The bloods are looking ok. Yes the leflunomide is the primary drug and the prednisolone will be reduced and then withdrawn.  There are several ways to reduce when you are down to a low dose and none are wrong.  It largely depends on whether Sophie needs to come off the preds quickly because of unwanted side effects or her minimal side effects allow you to take it more slowly. 

When a dog is on steroids the part of the adrenal glands that produces cortisol becomes dormant because it is being artificially provided by the preds.    The reason for reducing the pred, as opposed to stopping it abruptly, is to allow the body's own cortisol production to kick in and function normally once again.  If you don't reduce in a controlled manner the dog will become deficient in cortisol, which can be dangerous.  So, yes,  a low dose is not having much therapeutic effect but it does give adrenals the opportunity to start working normally again and many vets will want to go to every other day dosing as soon as they can but, anecdotally, it seems better to get to a low daily dose before going to every other day. 
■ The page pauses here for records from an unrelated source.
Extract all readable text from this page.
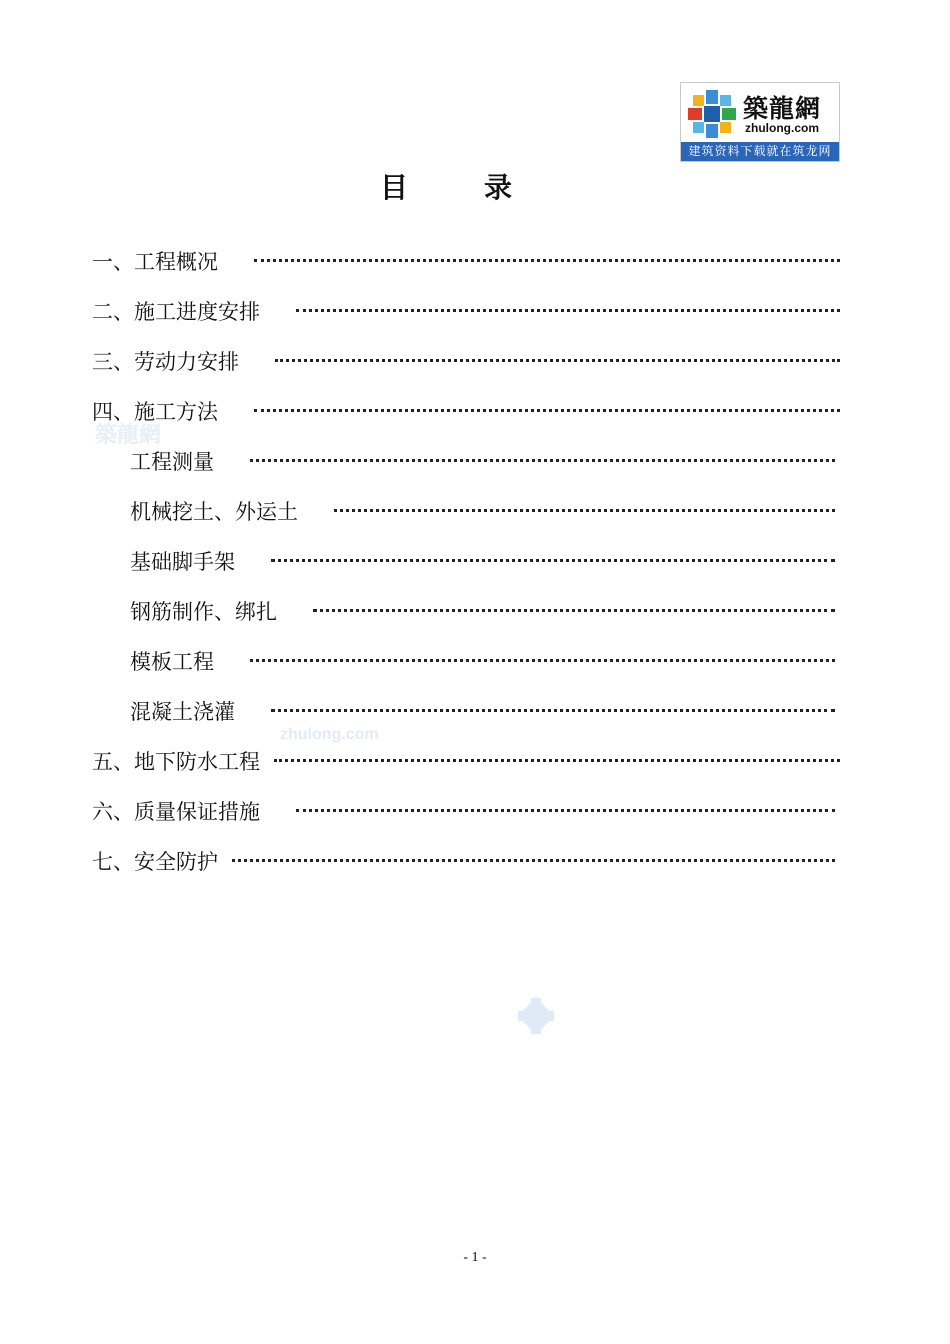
築龍網
zhulong.com
建筑资料下载就在筑龙网
目	录
築龍網
zhulong.com
一、工程概况
二、施工进度安排
三、劳动力安排
四、施工方法
工程测量
机械挖土、外运土
基础脚手架
钢筋制作、绑扎
模板工程
混凝土浇灌
五、地下防水工程
六、质量保证措施
七、安全防护
- 1 -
The most obvious reduction might be to reduce to 5mg a day,  but your vet may also decide to reduce to 10mg every other day.  By going to every other day the adrenals have to start working

Other options:

10mg one day -  2.5mg next
7.5mg one day -  5mg the next
5mg one day  - 2.5mg the next  etc...........................................

 I have also known dogs, especially those who have previously relapsed,  to be reduced by 1mg at a time.  It depends on the individual case.